Safe walls of hope for mothers not wanting their children

The facility at Baby Walls in Sunnyside, where mothers can leave babies in the event that they do not want them. Picture: Goitsemang Tlhabye/African News Agency (ANA)

The facility at Baby Walls in Sunnyside, where mothers can leave babies in the event that they do not want them. Picture: Goitsemang Tlhabye/African News Agency (ANA)

Published Apr 10, 2019

Share

Pretoria - Instead of being judged and

condemned, women who did not want to raise their children should be given the freedom and support they need.

This is according to the owner of Baby Walls in Sunnyside, near the spot where Lebogang Botolo, 35, allegedly abandoned her then 3-week-old baby girl in January.

The baby was left in a handbag

on the side of the road on Jorissen Street.

Police are on the trail of Botolo.

Baby Walls has beautiful walls with the words, “There’s always hope and a new beginning”, painted on them. Within the wall, a trap door reveals a small mattress covered in a blanket.

Two of these walls offer mothers the opportunity to leave their children free from abuse, judgment and harassment.

Owner Tahiyya Hassim said often, no one understood the reasons why women left their children. However, in the centres they ran, they offered mothers the counselling and assurance they needed.

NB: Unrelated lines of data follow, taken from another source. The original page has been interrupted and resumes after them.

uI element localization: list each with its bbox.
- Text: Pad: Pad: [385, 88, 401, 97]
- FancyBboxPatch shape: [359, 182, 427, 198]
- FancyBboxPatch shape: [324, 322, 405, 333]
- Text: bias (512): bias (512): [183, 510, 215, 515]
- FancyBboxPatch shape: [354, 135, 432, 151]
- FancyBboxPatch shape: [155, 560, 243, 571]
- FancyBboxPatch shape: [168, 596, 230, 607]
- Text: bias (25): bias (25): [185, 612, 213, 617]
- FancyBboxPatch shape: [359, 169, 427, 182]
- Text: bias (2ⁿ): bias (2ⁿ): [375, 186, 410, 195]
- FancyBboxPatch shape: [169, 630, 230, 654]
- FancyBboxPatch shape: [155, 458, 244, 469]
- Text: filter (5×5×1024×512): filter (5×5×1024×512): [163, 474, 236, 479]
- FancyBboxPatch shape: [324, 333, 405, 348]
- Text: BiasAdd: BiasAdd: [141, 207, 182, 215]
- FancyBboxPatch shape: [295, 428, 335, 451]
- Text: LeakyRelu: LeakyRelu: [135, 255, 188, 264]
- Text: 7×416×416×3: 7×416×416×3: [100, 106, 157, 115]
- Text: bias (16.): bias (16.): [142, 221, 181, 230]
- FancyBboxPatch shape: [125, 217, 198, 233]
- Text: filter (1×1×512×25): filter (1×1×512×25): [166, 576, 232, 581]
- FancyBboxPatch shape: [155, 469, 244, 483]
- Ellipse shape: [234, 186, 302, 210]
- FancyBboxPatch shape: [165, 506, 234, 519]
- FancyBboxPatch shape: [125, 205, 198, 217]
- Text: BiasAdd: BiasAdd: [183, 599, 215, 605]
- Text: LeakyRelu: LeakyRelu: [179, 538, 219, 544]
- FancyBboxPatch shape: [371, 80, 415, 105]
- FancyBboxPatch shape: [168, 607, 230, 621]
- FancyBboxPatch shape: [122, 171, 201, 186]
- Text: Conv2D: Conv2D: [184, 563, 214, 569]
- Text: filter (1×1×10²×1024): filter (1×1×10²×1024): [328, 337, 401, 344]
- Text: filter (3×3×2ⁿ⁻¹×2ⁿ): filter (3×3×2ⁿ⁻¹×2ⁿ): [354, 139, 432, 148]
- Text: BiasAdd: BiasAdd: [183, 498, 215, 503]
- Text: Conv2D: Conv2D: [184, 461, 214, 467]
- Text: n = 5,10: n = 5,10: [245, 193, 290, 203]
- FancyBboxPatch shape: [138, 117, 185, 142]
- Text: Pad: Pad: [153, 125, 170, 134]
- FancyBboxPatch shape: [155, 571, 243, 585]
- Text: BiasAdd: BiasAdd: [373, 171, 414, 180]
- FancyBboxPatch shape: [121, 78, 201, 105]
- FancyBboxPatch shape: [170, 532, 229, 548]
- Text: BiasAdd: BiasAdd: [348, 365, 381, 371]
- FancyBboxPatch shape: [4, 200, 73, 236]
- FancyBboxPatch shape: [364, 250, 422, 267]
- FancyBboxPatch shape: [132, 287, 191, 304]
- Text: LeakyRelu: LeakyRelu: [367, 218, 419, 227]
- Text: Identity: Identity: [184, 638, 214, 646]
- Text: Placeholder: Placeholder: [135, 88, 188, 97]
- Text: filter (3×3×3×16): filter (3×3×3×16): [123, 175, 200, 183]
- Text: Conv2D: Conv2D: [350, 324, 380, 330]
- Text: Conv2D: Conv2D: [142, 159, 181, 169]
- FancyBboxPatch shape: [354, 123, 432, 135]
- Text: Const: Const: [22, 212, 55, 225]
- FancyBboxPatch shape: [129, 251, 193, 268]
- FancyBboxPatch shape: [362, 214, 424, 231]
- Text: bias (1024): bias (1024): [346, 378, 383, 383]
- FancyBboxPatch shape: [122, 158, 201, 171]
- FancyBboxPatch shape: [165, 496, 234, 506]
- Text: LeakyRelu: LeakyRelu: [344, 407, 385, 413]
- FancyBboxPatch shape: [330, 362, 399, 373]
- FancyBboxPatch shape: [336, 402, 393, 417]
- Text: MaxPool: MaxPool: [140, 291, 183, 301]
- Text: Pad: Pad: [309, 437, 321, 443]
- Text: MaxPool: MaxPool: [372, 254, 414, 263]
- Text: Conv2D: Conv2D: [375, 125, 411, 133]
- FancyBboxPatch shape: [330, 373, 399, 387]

“Even in hospitals, we find that mothers are forced to leave with the babies, only to dump them in bins just outside.

“We’ve had other scenarios where we sent the baby back to the mother and referred her to social workers. But within days, we received a call from the police about an abandoned baby and it was that very baby we had sent back.”

Situations like these, Hassim said, often landed the mothers in trouble with the law. Hassim said the system was failing the mothers by forcing them to keep their children and simply offering them a grant.

She said they often found children being brought in as toddlers, malnourished and abused or neglected.

“It is as if adoptions are being opposed.

“Society needs to leave its prejudice aside and focus on giving mothers options and educating communities.” Hassim said they were also told by some mothers that they were intimidated by clinic sisters, who threatened to report them if they wanted contraceptives.

She said that was illegal.

The young women then, in fear, left only to fall pregnant, left their communities to give birth and came back with some story.

“We have mothers coming from as far as Mpumalanga to hand in their babies in. Other times we have a situation where a woman is forced to keep a child conceived through some form of sexual assault.”

Hassim pleaded with stakeholders to prioritise educational programmes for communities and start giving the mothers and the babies a better chance at a future - or risk seeing the number of abandoned babies growing.